Aku berteriak sejadi-jadinya dengan sisa tenaga dan tenggorokan yang kering  tercekat. Seluruh badanku bergambar. Aku seperti anak kecil, toples tanpa sehelai benang pun. Guratan tatto ular naga lengkap dengan sisiknya yagn menjijikan, di sekujur badan melilit dari leher sampai ke bawah pusar. Aku berteriak, sejadi-jadinya, menggemparkan keheningan sekitar, yang aku tak tahu di mana?. Teriakanku terhenti dan gelap.
***
Aku terjaga, setelah dibangunkan oleh seorang anak kecil.
”Kak, bangunkah kau kak? Aku menoleh ke arah suara. Pandanganku masih samar hanya bayangan yang berbentuk. Laun bayangan itu nampak, seorang bocah ke ia jongkok di depanku. Anak yang masih berumur kira-kira 9 tahun langsung menyerbu.
” Kak, Kakak diminta  ramuan!.
 ”Aku di mana?” tanyaku serak.
”Kakak di rumah kita di kampung malayu Batam”. ”Batam?, kok bisa? Aku mencoba mengingat semuanya, terpampang jelas saat di atas kapal, ibu bersama anaknya, keluarga kaya, dan terakhir terhempasnya kapal naas itu. Ya Allah, ” Kakak ini sudah dimana?.
”Kau minum dulu ramuannya itu”. seorang bapak paruh baya mendekatiku.
”Ananda tak sedarkan diri mungking tiga hari, Ibu yang menemukanmu di pinggir laut”.
”Aku sudah membersihkan tubuhmu”, tapi... Sudahlah,  oh ya maaf nak di minum dulu supaya lebih kuatlah kau.” sebuah tanda tanya muncul dari kata ’tapi’ yang terhenti tadi. Kulihat wajah bapak tua, dengan pancaran mata yang penuh dengan kebaikan. 
Maafkan Said, anak ini masih kecil. Dari kemarin dia ingin sekali lihat kamu bangun.” kata-kata bapak tua, mengalir cepat. Aku meneguk ramuan yang diberikan bapak itu, rasanya seperti jahe campur gula dan madu. segar rasanya ditenggorokan. ’perutku tiba-tiba berbunyi, keroncongan rupanya.

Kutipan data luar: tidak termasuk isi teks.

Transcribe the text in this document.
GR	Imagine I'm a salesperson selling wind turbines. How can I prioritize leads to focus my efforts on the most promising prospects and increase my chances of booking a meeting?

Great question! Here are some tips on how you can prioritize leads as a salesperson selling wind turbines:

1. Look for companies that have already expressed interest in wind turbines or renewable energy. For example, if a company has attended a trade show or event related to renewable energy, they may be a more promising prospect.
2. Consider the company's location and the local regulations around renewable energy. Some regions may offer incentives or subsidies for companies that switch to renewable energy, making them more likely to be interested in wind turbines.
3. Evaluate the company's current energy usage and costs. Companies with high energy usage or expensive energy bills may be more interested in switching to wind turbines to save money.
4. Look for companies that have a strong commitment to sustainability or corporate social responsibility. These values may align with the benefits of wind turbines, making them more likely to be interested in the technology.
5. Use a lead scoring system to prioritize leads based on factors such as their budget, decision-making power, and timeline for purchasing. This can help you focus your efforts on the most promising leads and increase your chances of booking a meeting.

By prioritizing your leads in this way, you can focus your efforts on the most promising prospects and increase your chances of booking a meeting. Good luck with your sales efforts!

”Bagaimana Nak, segar?”, i.. iya pak, tapi...” Kamu lapar? potong bapak tua, Seolah-olah bapak ini tahu jalan pikiranku, itu Mak mu membawakan makanan. Seorang wanita seusia ibuku dengan jilbab ungu membawakanku makanan berjalan mantap.
”Nak, siape kau bername” tanya ibu itu.
”Hasan, Bu” jawabku.
 ”Sudah, nanti kita lanjutkan ngobrolnya, kau makanlah dulu supaya kuat yah.” lanjut bapak .
”Terima kasih pak ......”.
”Pak Husein” katanya, seraya memperkenalkan diri.
Mereka keluar, lupa meminta jawaban, tinggal Said yang masih tinggal.
”Kak Ziad, kok lama sih perginya?, kakak ke mana sih melautnya” sambung said. Aku terbatuk, nasiku meremah.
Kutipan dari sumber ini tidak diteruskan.